Against this backdrop, it’s become increasingly apparent that the guidance we give people to change their password after every breach isn’t doing anything to actually thwart attackers.
Instead, we need to acknowledge the failure of passwords and make it a national priority to come up with something better – leveraging the next generation of authentication technologies to authenticate identities in a way that is both stronger than passwords and also easier for people to use.
It’s important that any alternative simplifies authentication. Companies and agencies don’t expect their employees to configure firewalls or actively manage encryption on their laptops; security controls have become increasingly automated over the last few years. But amidst these improvements, there’s one item that continues to get pushed down to customers and end-users: the burden of creating and managing dozens of different passwords to access all of their accounts.
Study after study has shown that this is not a particular enjoyable activity for most Americans, nor is it one that they are particularly good at. Passwords such as “123456” and “Password1” are commonly used across sites; one study showed that most Americans would rather perform unpleasant household chores than deal with the burden of creating and then remembering a complex password. And even when so-called “strong” passwords are required, they are still vulnerable to phishing attacks, key-loggers and other compromises.
The good news is that industry is in the midst of a wave of innovation, with dozens of entrepreneurs coming up with new approaches to deliver strong authentication. This innovation is being spurred by the near-ubiquity of mobile devices that contain biometric sensors and embedded security hardware, creating new ways to deliver strong authentication – in many ways, with models that are both more secure and easier for the end-user, relative to “first generation” authentication technologies.

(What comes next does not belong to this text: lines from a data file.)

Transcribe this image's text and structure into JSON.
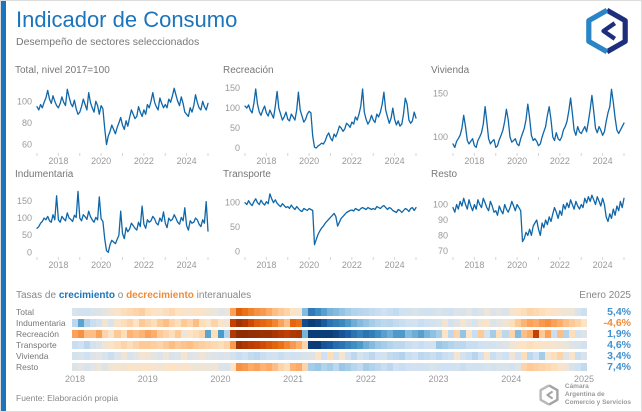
{
  "header": {
    "title": "Indicador de Consumo",
    "subtitle": "Desempeño de sectores seleccionados"
  },
  "heatmap_legend": {
    "prefix": "Tasas de ",
    "growth": "crecimiento",
    "conj": " o ",
    "decline": "decrecimiento",
    "suffix": " interanuales",
    "period": "Enero 2025"
  },
  "percent_colors": {
    "positive": "#4191cf",
    "negative": "#ee8c3a"
  },
  "page": {
    "accent_blue": "#1b74bc",
    "line_color": "#0f67a9"
  },
  "footer": {
    "source": "Fuente: Elaboración propia",
    "logo_lines": [
      "Cámara",
      "Argentina de",
      "Comercio y Servicios"
    ]
  },
  "chart_data": [
    {
      "type": "line",
      "title": "Total, nivel 2017=100",
      "x_range": [
        "2017-01",
        "2025-01"
      ],
      "x_ticks": [
        2018,
        2020,
        2022,
        2024
      ],
      "y_ticks": [
        60,
        80,
        100
      ],
      "ylim": [
        55,
        115
      ],
      "values": [
        95,
        92,
        97,
        94,
        99,
        103,
        110,
        102,
        98,
        105,
        100,
        96,
        94,
        98,
        104,
        99,
        96,
        111,
        104,
        98,
        95,
        101,
        93,
        88,
        90,
        95,
        102,
        97,
        92,
        108,
        99,
        94,
        90,
        100,
        96,
        88,
        96,
        93,
        75,
        60,
        68,
        72,
        78,
        74,
        70,
        76,
        80,
        85,
        78,
        74,
        82,
        77,
        85,
        92,
        88,
        84,
        86,
        95,
        90,
        86,
        92,
        88,
        97,
        94,
        100,
        108,
        99,
        95,
        92,
        103,
        98,
        94,
        97,
        94,
        102,
        99,
        105,
        112,
        106,
        100,
        96,
        104,
        98,
        90,
        88,
        86,
        94,
        90,
        96,
        106,
        99,
        94,
        92,
        100,
        95,
        92,
        98
      ]
    },
    {
      "type": "line",
      "title": "Recreación",
      "x_range": [
        "2017-01",
        "2025-01"
      ],
      "x_ticks": [
        2018,
        2020,
        2022,
        2024
      ],
      "y_ticks": [
        0,
        50,
        100,
        150
      ],
      "ylim": [
        -5,
        158
      ],
      "values": [
        105,
        100,
        108,
        95,
        88,
        112,
        148,
        110,
        90,
        82,
        95,
        105,
        88,
        80,
        95,
        85,
        75,
        105,
        142,
        100,
        85,
        70,
        78,
        90,
        72,
        68,
        85,
        78,
        70,
        95,
        140,
        95,
        80,
        65,
        72,
        85,
        92,
        88,
        30,
        2,
        0,
        5,
        8,
        12,
        10,
        18,
        30,
        38,
        25,
        18,
        35,
        28,
        40,
        55,
        50,
        42,
        48,
        62,
        58,
        52,
        65,
        60,
        78,
        70,
        85,
        105,
        148,
        90,
        72,
        60,
        68,
        82,
        70,
        64,
        85,
        78,
        90,
        110,
        140,
        95,
        78,
        62,
        75,
        100,
        72,
        58,
        68,
        55,
        60,
        85,
        125,
        110,
        70,
        62,
        68,
        90,
        75
      ]
    },
    {
      "type": "line",
      "title": "Vivienda",
      "x_range": [
        "2017-01",
        "2025-01"
      ],
      "x_ticks": [
        2018,
        2020,
        2022,
        2024
      ],
      "y_ticks": [
        100,
        150
      ],
      "ylim": [
        85,
        160
      ],
      "values": [
        92,
        88,
        95,
        98,
        102,
        110,
        125,
        112,
        96,
        92,
        95,
        98,
        90,
        88,
        96,
        100,
        105,
        115,
        135,
        118,
        98,
        92,
        95,
        97,
        88,
        90,
        97,
        102,
        108,
        118,
        132,
        120,
        100,
        94,
        96,
        98,
        92,
        90,
        98,
        104,
        110,
        120,
        138,
        122,
        102,
        96,
        98,
        95,
        90,
        92,
        100,
        106,
        112,
        125,
        135,
        120,
        100,
        96,
        105,
        98,
        96,
        100,
        108,
        112,
        118,
        130,
        145,
        128,
        108,
        102,
        112,
        106,
        104,
        108,
        112,
        106,
        118,
        132,
        148,
        130,
        110,
        105,
        112,
        108,
        102,
        106,
        118,
        128,
        135,
        155,
        140,
        122,
        108,
        104,
        108,
        112,
        116
      ]
    },
    {
      "type": "line",
      "title": "Indumentaria",
      "x_range": [
        "2017-01",
        "2025-01"
      ],
      "x_ticks": [
        2018,
        2020,
        2022,
        2024
      ],
      "y_ticks": [
        0,
        50,
        100,
        150
      ],
      "ylim": [
        -5,
        185
      ],
      "values": [
        70,
        75,
        85,
        90,
        100,
        95,
        105,
        92,
        88,
        110,
        95,
        165,
        95,
        88,
        105,
        98,
        92,
        115,
        100,
        96,
        90,
        108,
        102,
        178,
        100,
        92,
        110,
        104,
        96,
        120,
        105,
        95,
        88,
        102,
        95,
        162,
        98,
        90,
        40,
        5,
        0,
        22,
        35,
        30,
        25,
        38,
        50,
        120,
        55,
        40,
        72,
        60,
        68,
        85,
        78,
        70,
        65,
        88,
        75,
        135,
        82,
        70,
        95,
        88,
        92,
        105,
        98,
        85,
        80,
        100,
        90,
        118,
        85,
        72,
        100,
        92,
        96,
        110,
        100,
        88,
        82,
        102,
        92,
        130,
        78,
        65,
        92,
        85,
        88,
        100,
        95,
        82,
        75,
        95,
        85,
        148,
        62
      ]
    },
    {
      "type": "line",
      "title": "Transporte",
      "x_range": [
        "2017-01",
        "2025-01"
      ],
      "x_ticks": [
        2018,
        2020,
        2022,
        2024
      ],
      "y_ticks": [
        0,
        50,
        100
      ],
      "ylim": [
        -5,
        128
      ],
      "values": [
        100,
        96,
        104,
        98,
        94,
        102,
        108,
        100,
        96,
        105,
        99,
        95,
        102,
        98,
        118,
        108,
        100,
        106,
        99,
        95,
        92,
        98,
        94,
        90,
        92,
        88,
        95,
        90,
        86,
        92,
        88,
        84,
        82,
        88,
        86,
        84,
        88,
        86,
        84,
        14,
        25,
        35,
        42,
        48,
        52,
        58,
        62,
        66,
        70,
        74,
        78,
        72,
        52,
        60,
        68,
        72,
        76,
        80,
        82,
        84,
        85,
        83,
        88,
        86,
        84,
        88,
        90,
        88,
        86,
        90,
        88,
        86,
        88,
        86,
        92,
        90,
        88,
        92,
        94,
        90,
        86,
        90,
        88,
        84,
        82,
        80,
        86,
        84,
        80,
        84,
        88,
        86,
        82,
        88,
        90,
        84,
        90
      ]
    },
    {
      "type": "line",
      "title": "Resto",
      "x_range": [
        "2017-01",
        "2025-01"
      ],
      "x_ticks": [
        2018,
        2020,
        2022,
        2024
      ],
      "y_ticks": [
        70,
        80,
        90,
        100
      ],
      "ylim": [
        68,
        110
      ],
      "values": [
        98,
        95,
        100,
        97,
        102,
        99,
        104,
        100,
        97,
        103,
        99,
        96,
        100,
        97,
        103,
        100,
        98,
        104,
        101,
        98,
        96,
        102,
        99,
        95,
        96,
        93,
        99,
        96,
        94,
        100,
        97,
        95,
        98,
        102,
        99,
        96,
        100,
        98,
        96,
        76,
        78,
        82,
        80,
        84,
        80,
        86,
        88,
        90,
        84,
        80,
        88,
        85,
        90,
        87,
        92,
        89,
        94,
        98,
        95,
        91,
        96,
        93,
        100,
        97,
        101,
        98,
        103,
        100,
        97,
        102,
        99,
        97,
        100,
        98,
        104,
        101,
        105,
        102,
        106,
        103,
        100,
        105,
        102,
        99,
        104,
        100,
        92,
        89,
        94,
        91,
        97,
        93,
        99,
        96,
        102,
        98,
        104
      ]
    },
    {
      "type": "heatmap",
      "title": "Tasas de crecimiento o decrecimiento interanuales",
      "unit": "% interanual",
      "period": "Enero 2025",
      "x_ticks": [
        2018,
        2019,
        2020,
        2021,
        2022,
        2023,
        2024,
        2025
      ],
      "x_range": [
        "2018-01",
        "2025-01"
      ],
      "rows": [
        {
          "label": "Total",
          "latest_label": "5,4%",
          "latest_positive": true,
          "values": [
            3,
            4,
            5,
            3,
            2,
            1,
            -2,
            -4,
            -6,
            -7,
            -8,
            -9,
            -6,
            -5,
            -4,
            -6,
            -7,
            -5,
            -4,
            -3,
            -5,
            -4,
            -2,
            -1,
            1,
            0,
            -18,
            -38,
            -30,
            -26,
            -22,
            -20,
            -16,
            -12,
            -10,
            -8,
            -5,
            -3,
            18,
            42,
            32,
            26,
            20,
            18,
            15,
            12,
            10,
            9,
            8,
            7,
            6,
            5,
            6,
            7,
            5,
            4,
            3,
            4,
            5,
            4,
            3,
            4,
            5,
            2,
            3,
            1,
            4,
            2,
            -1,
            2,
            1,
            2,
            -3,
            -5,
            -6,
            -8,
            -7,
            -6,
            -5,
            -4,
            -3,
            -2,
            -1,
            3,
            5.4
          ]
        },
        {
          "label": "Indumentaria",
          "latest_label": "-4,6%",
          "latest_positive": false,
          "values": [
            8,
            25,
            10,
            6,
            4,
            -2,
            3,
            -4,
            -6,
            -8,
            -5,
            -10,
            -8,
            -6,
            -10,
            -12,
            -8,
            -6,
            -10,
            -8,
            -12,
            -6,
            -4,
            -8,
            -4,
            -2,
            -55,
            -85,
            -70,
            -50,
            -40,
            -35,
            -30,
            -25,
            -18,
            -12,
            -35,
            -30,
            80,
            150,
            90,
            60,
            45,
            40,
            35,
            28,
            22,
            18,
            15,
            12,
            10,
            8,
            9,
            7,
            6,
            5,
            4,
            6,
            5,
            4,
            3,
            -2,
            4,
            2,
            -3,
            1,
            3,
            -2,
            -4,
            2,
            1,
            -2,
            -6,
            -10,
            -14,
            -18,
            -16,
            -20,
            -22,
            -18,
            -15,
            -12,
            -10,
            -8,
            -4.6
          ]
        },
        {
          "label": "Recreación",
          "latest_label": "1,9%",
          "latest_positive": true,
          "values": [
            -18,
            -22,
            -12,
            -12,
            -18,
            -8,
            -4,
            -10,
            -6,
            -14,
            -12,
            -14,
            -18,
            -15,
            -10,
            -8,
            -6,
            -10,
            -1,
            -5,
            -6,
            -8,
            25,
            -6,
            28,
            10,
            -70,
            -98,
            -99,
            -95,
            -94,
            -88,
            -88,
            -78,
            -68,
            -58,
            -72,
            -78,
            20,
            250,
            180,
            150,
            120,
            90,
            70,
            55,
            45,
            38,
            45,
            40,
            32,
            26,
            22,
            28,
            28,
            18,
            22,
            26,
            20,
            16,
            12,
            -5,
            8,
            -8,
            15,
            -4,
            6,
            -10,
            4,
            12,
            -6,
            8,
            -8,
            18,
            -12,
            -15,
            -55,
            -10,
            -18,
            6,
            -12,
            10,
            -6,
            4,
            1.9
          ]
        },
        {
          "label": "Transporte",
          "latest_label": "4,6%",
          "latest_positive": true,
          "values": [
            6,
            5,
            8,
            4,
            2,
            -2,
            -4,
            -6,
            -8,
            -6,
            -8,
            -10,
            -10,
            -9,
            -8,
            -10,
            -12,
            -10,
            -11,
            -12,
            -10,
            -9,
            -8,
            -7,
            -6,
            -8,
            -20,
            -85,
            -72,
            -62,
            -55,
            -48,
            -42,
            -36,
            -30,
            -25,
            -20,
            -15,
            -8,
            180,
            110,
            70,
            60,
            48,
            45,
            38,
            32,
            28,
            22,
            18,
            14,
            12,
            10,
            8,
            8,
            6,
            5,
            6,
            5,
            4,
            14,
            12,
            10,
            8,
            8,
            6,
            6,
            5,
            4,
            4,
            3,
            2,
            -2,
            -4,
            -5,
            -6,
            -5,
            -4,
            -4,
            -3,
            -2,
            -1,
            2,
            3,
            4.6
          ]
        },
        {
          "label": "Vivienda",
          "latest_label": "3,4%",
          "latest_positive": true,
          "values": [
            4,
            3,
            5,
            2,
            1,
            3,
            6,
            2,
            -2,
            3,
            1,
            -3,
            -2,
            1,
            2,
            -1,
            3,
            2,
            -3,
            2,
            1,
            -2,
            1,
            2,
            3,
            2,
            4,
            6,
            5,
            7,
            8,
            6,
            5,
            4,
            6,
            4,
            5,
            4,
            3,
            2,
            -4,
            5,
            -6,
            4,
            -3,
            5,
            8,
            4,
            6,
            8,
            5,
            4,
            7,
            8,
            10,
            6,
            5,
            8,
            7,
            6,
            8,
            6,
            5,
            -3,
            4,
            6,
            9,
            5,
            -4,
            6,
            3,
            5,
            -2,
            4,
            -6,
            8,
            5,
            12,
            -4,
            -6,
            -8,
            2,
            -4,
            6,
            3.4
          ]
        },
        {
          "label": "Resto",
          "latest_label": "7,4%",
          "latest_positive": true,
          "values": [
            2,
            1,
            3,
            1,
            -1,
            2,
            -2,
            -3,
            -2,
            -4,
            -3,
            -4,
            -4,
            -3,
            -2,
            -4,
            -5,
            -3,
            -4,
            -3,
            -1,
            -2,
            -1,
            -2,
            2,
            3,
            -4,
            -22,
            -20,
            -16,
            -18,
            -14,
            -16,
            -12,
            -8,
            -6,
            -14,
            -16,
            -8,
            12,
            14,
            10,
            12,
            8,
            14,
            12,
            9,
            7,
            12,
            10,
            8,
            6,
            8,
            5,
            6,
            5,
            4,
            5,
            4,
            3,
            4,
            5,
            5,
            4,
            6,
            4,
            5,
            4,
            3,
            4,
            3,
            3,
            4,
            2,
            -8,
            -10,
            -9,
            -8,
            -7,
            -6,
            -4,
            -2,
            3,
            5,
            7.4
          ]
        }
      ]
    }
  ]
}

The existence of new technology can’t solve the problem alone, however. Technology needs to be supported by standards that can ensure interoperability of solutions and lower the cost of deployment. And when technology such as biometrics is used, it needs to be architected to protect privacy and security, rather than put it at risk.
The government can’t create the solution, but it has an important role to play in incenting and catalyzing its adoption. Government can leverage its role in setting guidance for – and sometimes regulating -- critical infrastructure by placing a greater emphasis on the use of strong authentication, as well as ensuring that its use is ubiquitous across government. Part of that focus should be on upgrading citizen-facing websites and applications that make personal data available, ensuring that they support strong authentication. I’m also encouraged by the new “Lock Down Your Login” campaign that the White House launched this month in partnership with the National Cyber Security Alliance, focused on educating all Americans about the need to use strong authentication and providing them with toolkits on how to upgrade their most vulnerable accounts.
Passwords are a problem—but by making their replacement a national priority, the government can help rally both industry and agencies to adopt stronger solutions that make password-driven breaches a thing of the past.
Mr. Chertoff was secretary of Homeland Security from 2005 to 2009. He is now executive chairman of The Chertoff Group, a security and risk-management advisory firm.